Building simplicidade.org: notes, projects, and occasional rants

The E-word

Last week I had a discussion in the local perl mongers mailing list about threads in Ruby vs Perl, and parallelism in general.

My view is that it's the programmer responsibility to start using all those core coming our way, and that the Java/Ruby-style of threads, with a share-everything model, are the wrong way of doing it.

I a very big fan of shared-nothing by default when it comes to threads. From all the things that are wrong about Perl (and believe me there are many), that is the one they got right, and I can only hope that Perl6 takes the same approach.
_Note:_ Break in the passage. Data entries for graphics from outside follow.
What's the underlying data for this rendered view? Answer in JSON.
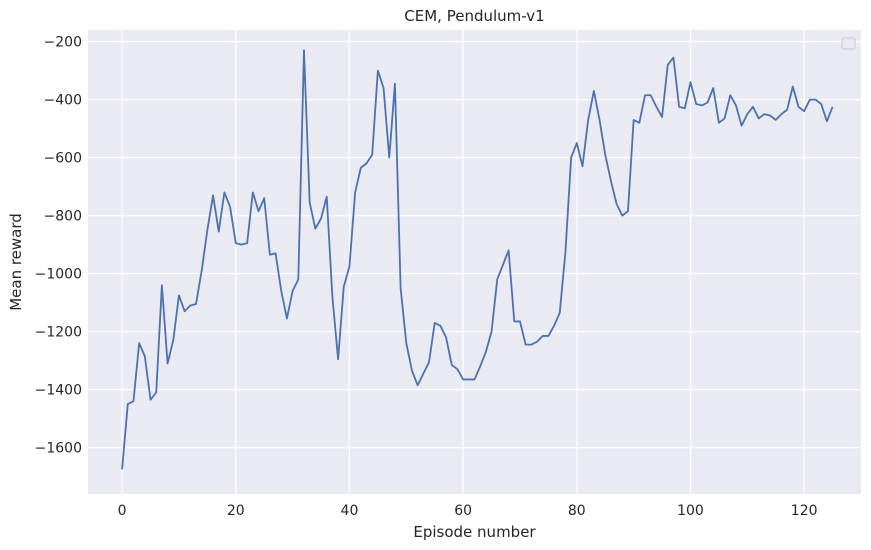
{
  "chart_data": {
    "type": "line",
    "title": "CEM, Pendulum-v1",
    "xlabel": "Episode number",
    "ylabel": "Mean reward",
    "xlim": [
      -6,
      130
    ],
    "ylim": [
      -1760,
      -160
    ],
    "xticks": [
      0,
      20,
      40,
      60,
      80,
      100,
      120
    ],
    "xtick_labels": [
      "0",
      "20",
      "40",
      "60",
      "80",
      "100",
      "120"
    ],
    "yticks": [
      -1600,
      -1400,
      -1200,
      -1000,
      -800,
      -600,
      -400,
      -200
    ],
    "ytick_labels": [
      "−1600",
      "−1400",
      "−1200",
      "−1000",
      "−800",
      "−600",
      "−400",
      "−200"
    ],
    "grid": true,
    "legend": "top-right (empty)",
    "colors": {
      "background": "#eaeaf2",
      "line": "#4c72b0",
      "grid": "#ffffff"
    },
    "series": [
      {
        "values": [
          -1675,
          -1450,
          -1440,
          -1240,
          -1285,
          -1435,
          -1410,
          -1040,
          -1310,
          -1230,
          -1075,
          -1130,
          -1110,
          -1105,
          -990,
          -850,
          -730,
          -855,
          -720,
          -770,
          -895,
          -900,
          -895,
          -720,
          -785,
          -740,
          -935,
          -930,
          -1060,
          -1155,
          -1060,
          -1020,
          -230,
          -755,
          -845,
          -810,
          -735,
          -1080,
          -1295,
          -1045,
          -975,
          -720,
          -635,
          -620,
          -590,
          -300,
          -360,
          -600,
          -345,
          -1050,
          -1240,
          -1335,
          -1385,
          -1345,
          -1305,
          -1170,
          -1180,
          -1220,
          -1315,
          -1330,
          -1365,
          -1365,
          -1365,
          -1320,
          -1270,
          -1200,
          -1020,
          -970,
          -920,
          -1165,
          -1165,
          -1245,
          -1245,
          -1235,
          -1215,
          -1215,
          -1180,
          -1135,
          -925,
          -600,
          -550,
          -630,
          -470,
          -370,
          -470,
          -590,
          -680,
          -760,
          -800,
          -785,
          -470,
          -480,
          -385,
          -385,
          -425,
          -460,
          -280,
          -255,
          -425,
          -430,
          -340,
          -415,
          -420,
          -410,
          -360,
          -480,
          -465,
          -385,
          -420,
          -490,
          -450,
          -425,
          -465,
          -450,
          -455,
          -470,
          -450,
          -435,
          -355,
          -425,
          -440,
          -400,
          -400,
          -415,
          -475,
          -425
        ]
      }
    ]
  }
}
The language that comes closer to what I think is the nirvana of the parallelism models is Erlang. With it you get three concepts:

  • shared nothing approach with lightweight threads (processes in Erlang lingo): your program is modeled as a set of cooperating processes, each one performing some specific task;
  • fast message passing interface: processes communicate by passing messages between them;
  • location independence: each process has a PID, and you can send messages to it. But you don't need to know where the process is, he can be in a server across the ocean.

This set of concepts allows you to build reliable applications, where memory corruption and simultaneous access to data is limited, therefore causing less bugs.

The problem is that programming in Erlang, for someone like me who has been programming in Basic, Assembler, Pascal, C, Perl, and others of the same type, for 25 years now, it requires a big change in mentality, it requires a different brain.

I'l be attending a Erlang course in the next couple of months, courtesy of SAPO, and I hope to change that.

In the meantime, check out Tim Bray post about multiple cores, concurrency and Erlang where I stole the title for this one.